From now on, we will work with only a **subset** of the data set, looking only at the **most recent year** for which data is availabe. Make sure that you create a copy of the dataframe that you used until now, using the `.copy()` method, so that our manipulations of the subset data frame will not affect the original data frame.

In [None]:
# copy the part of the data set for the MOST RECENT year into a separate data frame 
# called oilXXXX (XXXX standing for the most recent year)

In [None]:
# what is the TOTAL quantity of exported oil? (summed over all countries)
# save the value to a variable called total_exports

In [None]:
# sort the rows by descending value of "Quantity" 
# (i.e. the first row should contain the biggest exporter, etc.)
# make sure that you don't just *display* the sorted dataframe, but actually 
# *change* the dataframe into a sorted-by-quantity one

In [None]:
# add a new column called "perc" to the dataframe; in this column,
# compute, for each country, what percentage of total_exports 
# their exported quantity translates to.

In [None]:
# display the first 10 rows one more time: 
# now you should see what are the biggest 10 exporters in the most recent year?

In [None]:
# for a country of your choice that is not on the "top 10", 
# find out what is their percentage of total exports?
# (just display the row for that country)

In [None]:
# find out which country exported the most, and which country exported the least;
# what is the ratio (proportion) of the biggest vs. smallest export quantity?

## Task 2e: Write your manipulated data set to a file

Write the data set from the previous file (with data only on the most recent year; and with the added column containig percentages) to a file.

In [None]:
# write to csv with the help of pandas 
# (you don't need to write the row labels (index) to the file)

In [None]:
# read back in into a variable called "df" & 
# display the first 10 rows to check

# Task 3 - Greatest Hits

We will be working with a data set of popular Spotify songs 1998-2020 (taken from [Kaggle](https://www.kaggle.com/datasets/paradisejoy/top-hits-spotify-from-20002019)).

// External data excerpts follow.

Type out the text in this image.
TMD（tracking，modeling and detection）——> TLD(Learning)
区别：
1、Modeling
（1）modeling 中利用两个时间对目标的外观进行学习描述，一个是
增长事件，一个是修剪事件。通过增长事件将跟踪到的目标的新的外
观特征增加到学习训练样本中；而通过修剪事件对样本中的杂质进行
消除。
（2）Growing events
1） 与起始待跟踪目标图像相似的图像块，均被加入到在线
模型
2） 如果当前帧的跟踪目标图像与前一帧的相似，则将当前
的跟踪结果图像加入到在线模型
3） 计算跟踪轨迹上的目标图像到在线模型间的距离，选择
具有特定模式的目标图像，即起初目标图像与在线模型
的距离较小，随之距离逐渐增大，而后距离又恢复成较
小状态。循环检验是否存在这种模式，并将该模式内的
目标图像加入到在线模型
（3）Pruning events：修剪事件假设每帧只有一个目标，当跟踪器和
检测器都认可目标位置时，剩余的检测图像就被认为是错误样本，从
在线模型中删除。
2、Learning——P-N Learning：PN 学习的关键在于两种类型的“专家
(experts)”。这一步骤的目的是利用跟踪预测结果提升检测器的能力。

We have one .csv file for each year (as indicated in the file name).

Your task is to:
1. Read in all files as pandas data frames, and add a `year` column that contains the year (according to the file name);
2. concatenate the yearly data sets into **one single pandas DataFrame with the variable name `df`**;
3. The "genre" column contains 0 to several genres for each record - add a "genres" column that contains all genres for that record as list of strings;
4. Now, write the function `next_on_my_playlist()` that takes your modified dataframe as input and will suggest to you which song you should listen to next.

***

**Input specifications for `next_on_my_playlist()`:**
* `next_on_my_playlist()` takes the *required* input parameter `data` (here, you will pass the single pandas DataFrame as argument); and the *optional* input parameters `year`, `energy_above`, `genre`; 
* `year`and `genre` are categorical variables (i.e. there is a limited set of possible values);
* `energy_above` is a numerical variable (i.e. an interval)
* make sure to include default values for the optional parameters: for `year`, the default value should be the year that has the most records (i.e., rows) in the DataFrame; for `energy_above`, it should be the median of the `energy` values; and for `genre`, it should be the genre that appears most often in the lists of genres
* You can [check the data set specifications](https://www.kaggle.com/datasets/paradisejoy/top-hits-spotify-from-20002019) and use pandas to determine appropriate accepted and default values for all three input categories before writing the function
* for all three input parameters, implement `assert` statements to test whether arguments (as provided by the user when calling the function) are correct, and include an assertion error

**Output specifications for `next_on_my_playlist()`:**
* `next_on_my_playlist()` returns two variables: artist *and* title of a song that meets all three input criteria;
* If *several* songs meet the criteria, randomly choose one;
* If *no* songs meet the criteria, return ["Mississippi Goddamn" by Nina Simone](https://www.youtube.com/watch?v=LJ25-U3jNWM);
* Include a docstring;
* Run the cell below to assert that your function works as expected.

In [None]:
# YOUR CODE HERE

In [None]:
# run assert statements to check that function is correctly implemented
assert next_on_my_playlist(data=df, genre = "blues", year=2003, energy = 0.1) == ('The White Stripes', 'Seven Nation Army') 
assert next_on_my_playlist(data=df, genre = "R&B", year=2003, energy = 0.93) == ('Sugababes', 'Hole In The Head')
assert next_on_my_playlist(data=df, genre = "blues", year=2014, energy = 1) == ('Nina Simone', 'Mississippi Goddamn')